La violencia de la rotación concentrada me sacudió propiciándome un dolor que no creí posible. Caí al suelo intentando resistir. Busqué por todos los medios concentrarme en la misión, en el futuro. No podía rendirme. Cerré los ojos mientras un tornado de punzadas insoportables recorría mi cuerpo como un ejército de agujas clavándose al mismo tiempo. Luego, tan repentinamente como comenzó, el dolor cesó. Me incorporé para encontrar al representante vietnamita y le entregué el cilindro con una sonrisa y un conjunto incontenible de lágrimas que brotaban desde mis ojos.
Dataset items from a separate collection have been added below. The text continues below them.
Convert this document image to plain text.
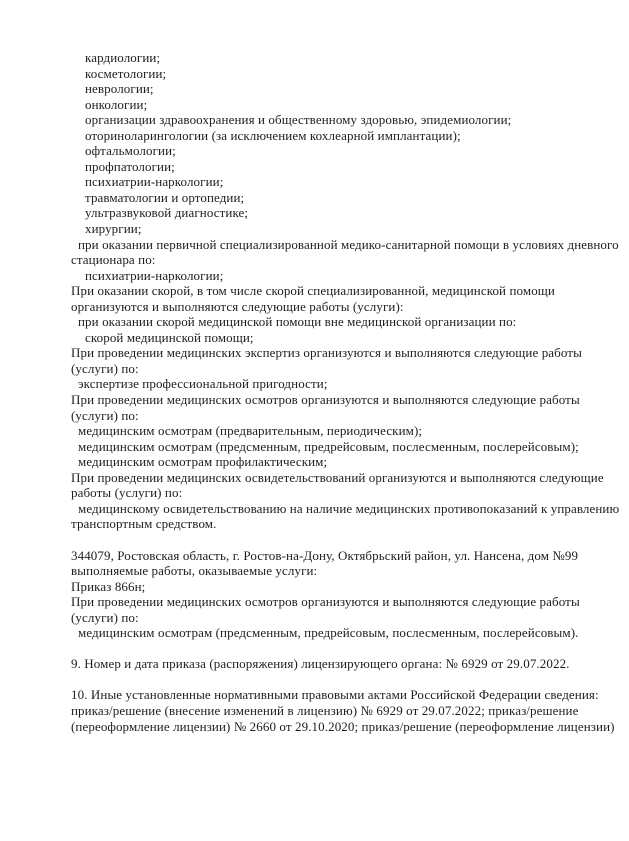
кардиологии;
косметологии;
неврологии;
онкологии;
организации здравоохранения и общественному здоровью, эпидемиологии;
оториноларингологии (за исключением кохлеарной имплантации);
офтальмологии;
профпатологии;
психиатрии-наркологии;
травматологии и ортопедии;
ультразвуковой диагностике;
хирургии;
при оказании первичной специализированной медико-санитарной помощи в условиях дневного
стационара по:
психиатрии-наркологии;
При оказании скорой, в том числе скорой специализированной, медицинской помощи
организуются и выполняются следующие работы (услуги):
при оказании скорой медицинской помощи вне медицинской организации по:
скорой медицинской помощи;
При проведении медицинских экспертиз организуются и выполняются следующие работы
(услуги) по:
экспертизе профессиональной пригодности;
При проведении медицинских осмотров организуются и выполняются следующие работы
(услуги) по:
медицинским осмотрам (предварительным, периодическим);
медицинским осмотрам (предсменным, предрейсовым, послесменным, послерейсовым);
медицинским осмотрам профилактическим;
При проведении медицинских освидетельствований организуются и выполняются следующие
работы (услуги) по:
медицинскому освидетельствованию на наличие медицинских противопоказаний к управлению
транспортным средством.

344079, Ростовская область, г. Ростов-на-Дону, Октябрьский район, ул. Нансена, дом №99
выполняемые работы, оказываемые услуги:
Приказ 866н;
При проведении медицинских осмотров организуются и выполняются следующие работы
(услуги) по:
медицинским осмотрам (предсменным, предрейсовым, послесменным, послерейсовым).

9. Номер и дата приказа (распоряжения) лицензирующего органа: № 6929 от 29.07.2022.

10. Иные установленные нормативными правовыми актами Российской Федерации сведения:
приказ/решение (внесение изменений в лицензию) № 6929 от 29.07.2022; приказ/решение
(переоформление лицензии) № 2660 от 29.10.2020; приказ/решение (переоформление лицензии)
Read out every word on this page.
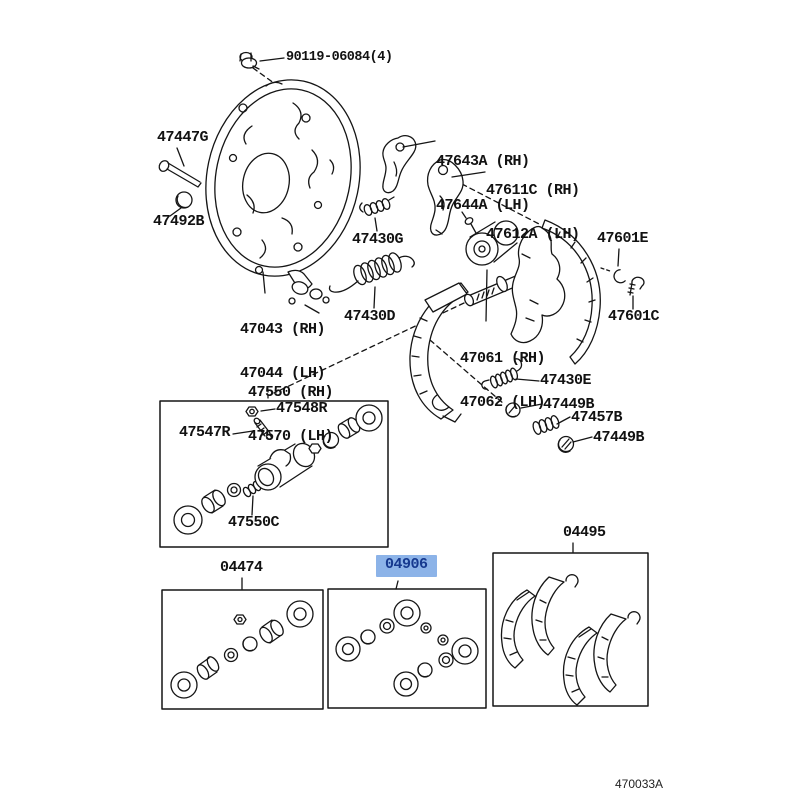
90119-06084(4)
47447G
47492B

47043 (RH)

47044 (LH)

47430G
47430D

47643A (RH)

47644A (LH)

47611C (RH)

47612A (LH) 47601E
47601C

47061 (RH)

47062 (LH)

47430E
47449B
47457B
47449B

47550 (RH)

47570 (LH)

47548R
47547R
47550C
04474	04906
04495
470033A
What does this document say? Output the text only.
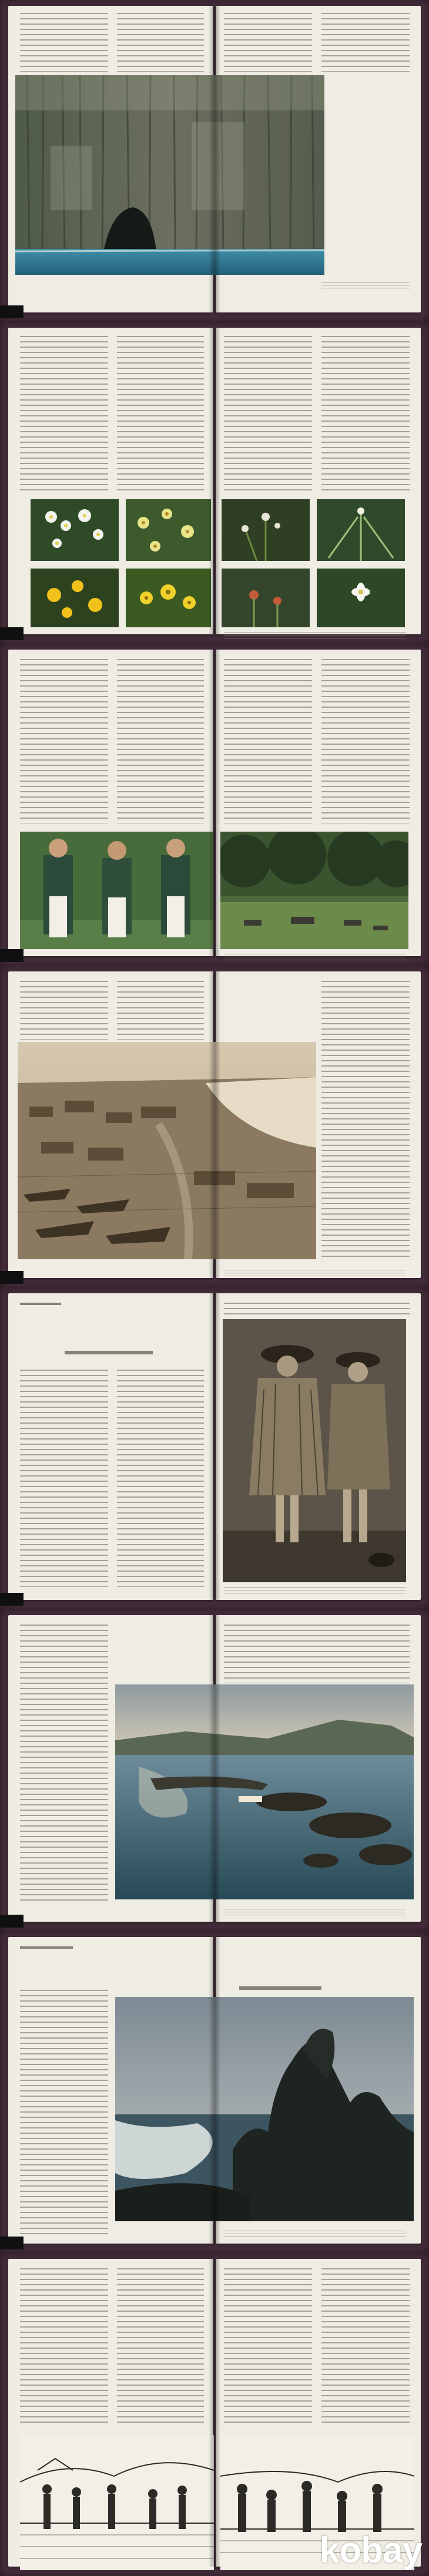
kobay
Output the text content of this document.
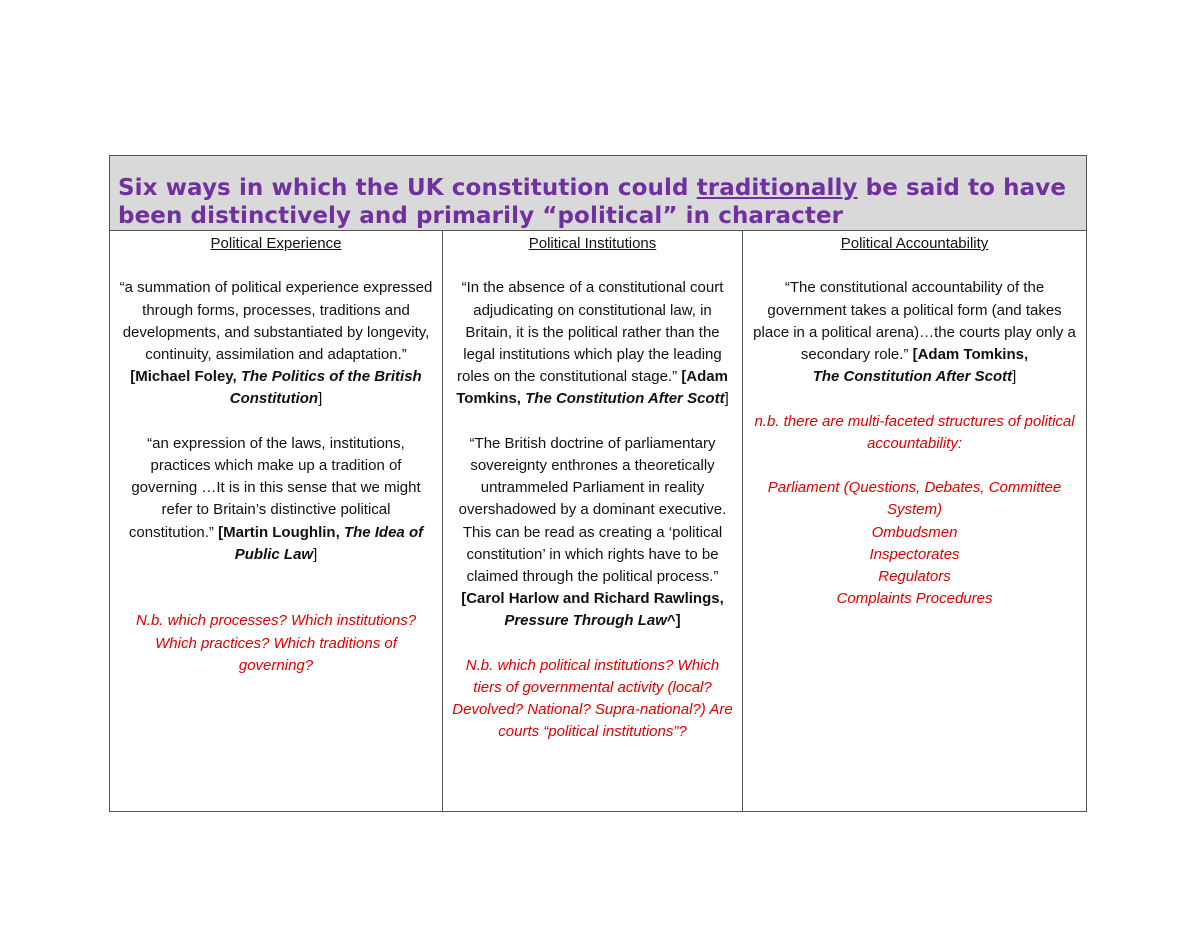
Six ways in which the UK constitution could traditionally be said to have been distinctively and primarily “political” in character

Political Experience

“a summation of political experience expressed through forms, processes, traditions and developments, and substantiated by longevity, continuity, assimilation and adaptation.” [Michael Foley, The Politics of the British Constitution]

“an expression of the laws, institutions, practices which make up a tradition of governing …It is in this sense that we might refer to Britain’s distinctive political constitution.” [Martin Loughlin, The Idea of Public Law]

N.b. which processes? Which institutions? Which practices? Which traditions of governing?

Political Institutions

“In the absence of a constitutional court adjudicating on constitutional law, in Britain, it is the political rather than the legal institutions which play the leading roles on the constitutional stage.” [Adam Tomkins, The Constitution After Scott]

“The British doctrine of parliamentary sovereignty enthrones a theoretically untrammeled Parliament in reality overshadowed by a dominant executive. This can be read as creating a ‘political constitution’ in which rights have to be claimed through the political process.” [Carol Harlow and Richard Rawlings, Pressure Through Law^]

N.b. which political institutions? Which tiers of governmental activity (local? Devolved? National? Supra-national?) Are courts “political institutions”?

Political Accountability

“The constitutional accountability of the government takes a political form (and takes place in a political arena)…the courts play only a secondary role.” [Adam Tomkins,
The Constitution After Scott]

n.b. there are multi-faceted structures of political accountability:

Parliament (Questions, Debates, Committee System)

Ombudsmen

Inspectorates

Regulators

Complaints Procedures
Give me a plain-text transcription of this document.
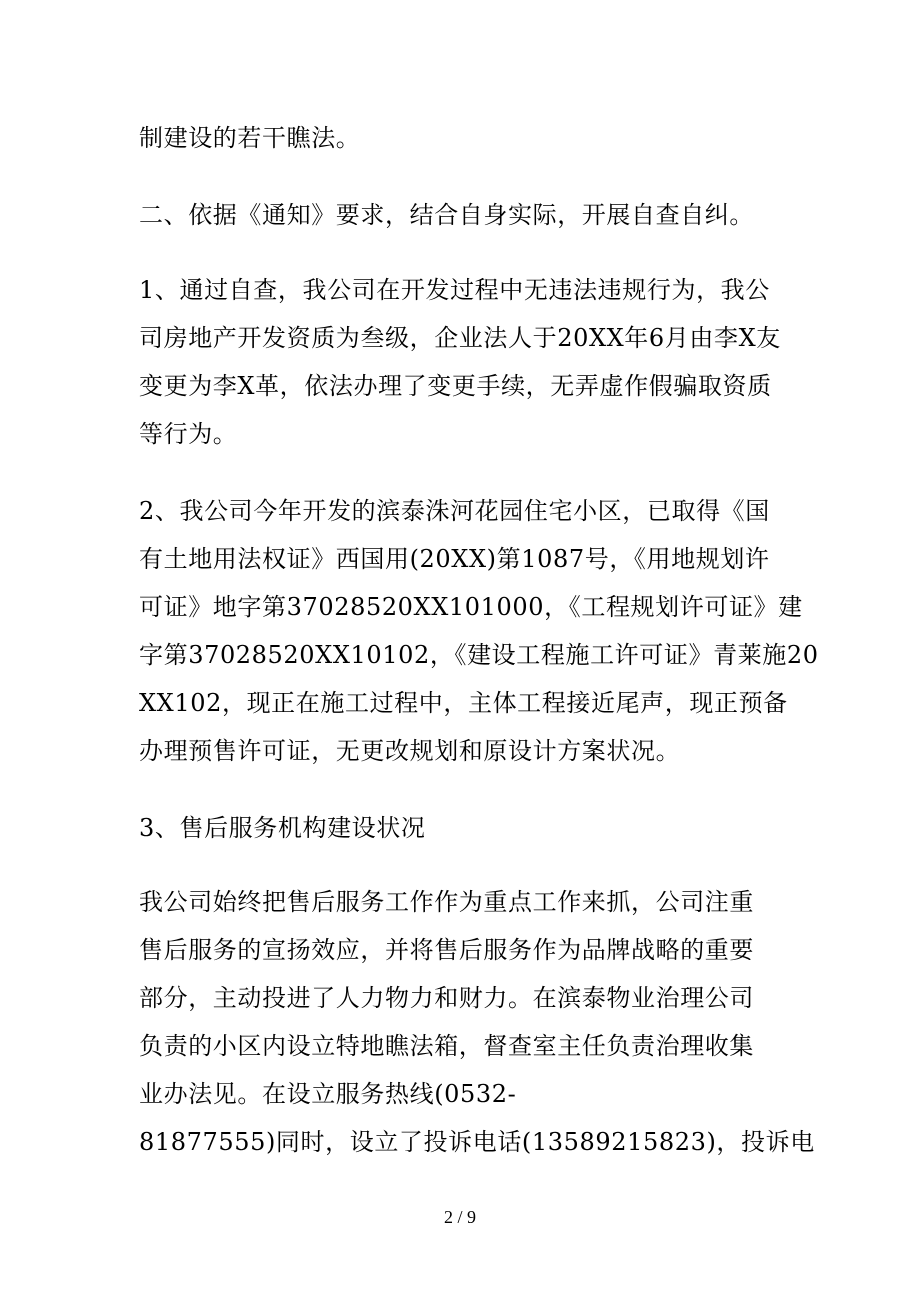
制建设的若干瞧法。
二、依据《通知》要求，结合自身实际，开展自查自纠。
1、通过自查，我公司在开发过程中无违法违规行为，我公
司房地产开发资质为叁级，企业法人于20XX年6月由李X友
变更为李X革，依法办理了变更手续，无弄虚作假骗取资质
等行为。
2、我公司今年开发的滨泰洙河花园住宅小区，已取得《国
有土地用法权证》西国用(20XX)第1087号，《用地规划许
可证》地字第37028520XX101000，《工程规划许可证》建
字第37028520XX10102，《建设工程施工许可证》青莱施20
XX102，现正在施工过程中，主体工程接近尾声，现正预备
办理预售许可证，无更改规划和原设计方案状况。
3、售后服务机构建设状况
我公司始终把售后服务工作作为重点工作来抓，公司注重
售后服务的宣扬效应，并将售后服务作为品牌战略的重要
部分，主动投进了人力物力和财力。在滨泰物业治理公司
负责的小区内设立特地瞧法箱，督查室主任负责治理收集
业办法见。在设立服务热线(0532-
81877555)同时，设立了投诉电话(13589215823)，投诉电
2 / 9
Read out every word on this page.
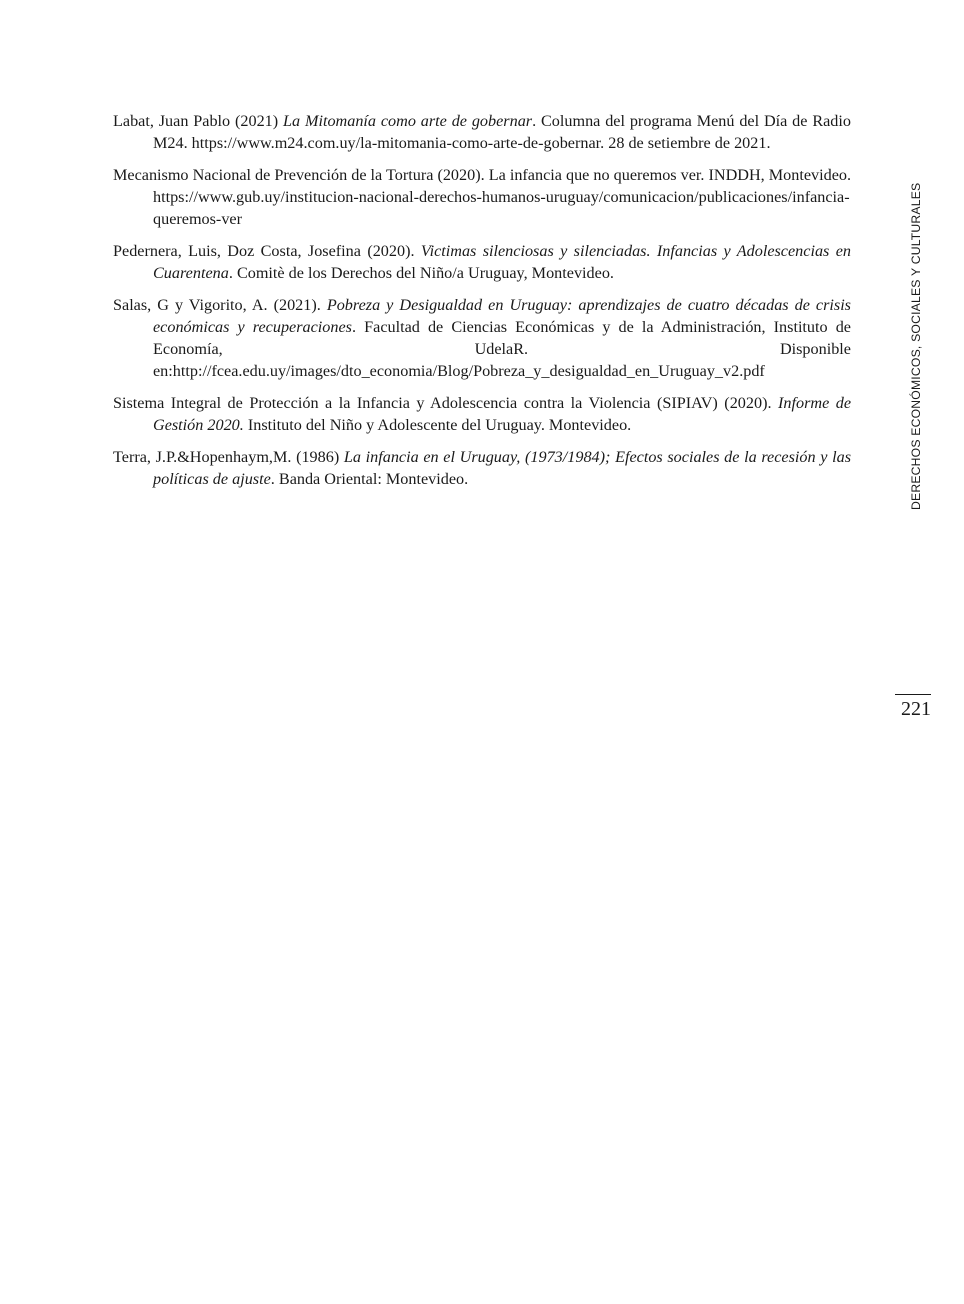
Labat, Juan Pablo (2021) La Mitomanía como arte de gobernar. Columna del programa Menú del Día de Radio M24. https://www.m24.com.uy/la-mitomania-como-arte-de-gobernar. 28 de setiembre de 2021.
Mecanismo Nacional de Prevención de la Tortura (2020). La infancia que no queremos ver. INDDH, Montevideo. https://www.gub.uy/institucion-nacional-derechos-humanos-uruguay/comunicacion/publicaciones/infancia-queremos-ver
Pedernera, Luis, Doz Costa, Josefina (2020). Victimas silenciosas y silenciadas. Infancias y Adolescencias en Cuarentena. Comitè de los Derechos del Niño/a Uruguay, Montevideo.
Salas, G y Vigorito, A. (2021). Pobreza y Desigualdad en Uruguay: aprendizajes de cuatro décadas de crisis económicas y recuperaciones. Facultad de Ciencias Económicas y de la Administración, Instituto de Economía, UdelaR. Disponible en:http://fcea.edu.uy/images/dto_economia/Blog/Pobreza_y_desigualdad_en_Uruguay_v2.pdf
Sistema Integral de Protección a la Infancia y Adolescencia contra la Violencia (SIPIAV) (2020). Informe de Gestión 2020. Instituto del Niño y Adolescente del Uruguay. Montevideo.
Terra, J.P.&Hopenhaym,M. (1986) La infancia en el Uruguay, (1973/1984); Efectos sociales de la recesión y las políticas de ajuste. Banda Oriental: Montevideo.	DERECHOS ECONÓMICOS, SOCIALES Y CULTURALES
221
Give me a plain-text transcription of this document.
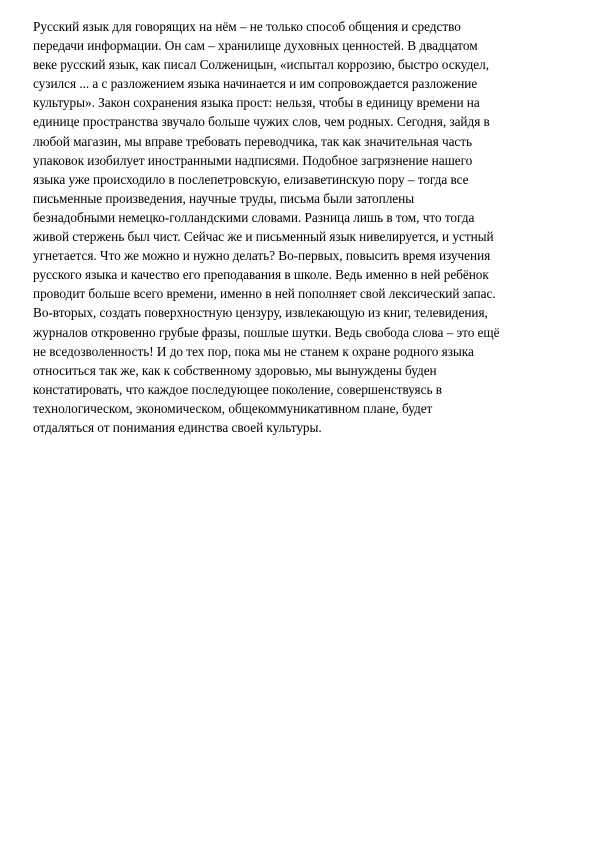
Русский язык для говорящих на нём – не только способ общения и средство
передачи информации. Он сам – хранилище духовных ценностей. В двадцатом
веке русский язык, как писал Солженицын, «испытал коррозию, быстро оскудел,
сузился ... а с разложением языка начинается и им сопровождается разложение
культуры». Закон сохранения языка прост: нельзя, чтобы в единицу времени на
единице пространства звучало больше чужих слов, чем родных. Сегодня, зайдя в
любой магазин, мы вправе требовать переводчика, так как значительная часть
упаковок изобилует иностранными надписями. Подобное загрязнение нашего
языка уже происходило в послепетровскую, елизаветинскую пору – тогда все
письменные произведения, научные труды, письма были затоплены
безнадобными немецко-голландскими словами. Разница лишь в том, что тогда
живой стержень был чист. Сейчас же и письменный язык нивелируется, и устный
угнетается. Что же можно и нужно делать? Во-первых, повысить время изучения
русского языка и качество его преподавания в школе. Ведь именно в ней ребёнок
проводит больше всего времени, именно в ней пополняет свой лексический запас.
Во-вторых, создать поверхностную цензуру, извлекающую из книг, телевидения,
журналов откровенно грубые фразы, пошлые шутки. Ведь свобода слова – это ещё
не вседозволенность! И до тех пор, пока мы не станем к охране родного языка
относиться так же, как к собственному здоровью, мы вынуждены буден
констатировать, что каждое последующее поколение, совершенствуясь в
технологическом, экономическом, общекоммуникативном плане, будет
отдаляться от понимания единства своей культуры.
Era feliz.

 

En el momento en que ambos sostuvimos el cilindro, el dispositivo se materializó en el cerebro del receptor, liberándome. Lleno de júbilo me acerqué a la orilla y lancé un grito para festejar junto con mis compañeros. Ellos respondieron con vítores y aplausos. Di media vuelta y cuando les daba la espalda tropecé con una roca y resbalé con los restos de musgo que poblaban la orilla. Apenas atiné a estabilizarme pero ya era tarde. El agua me envolvió suavemente hasta devorarme. Me sumergí, indefenso, consciente de mi destino pero no me importó. Lo había conseguido.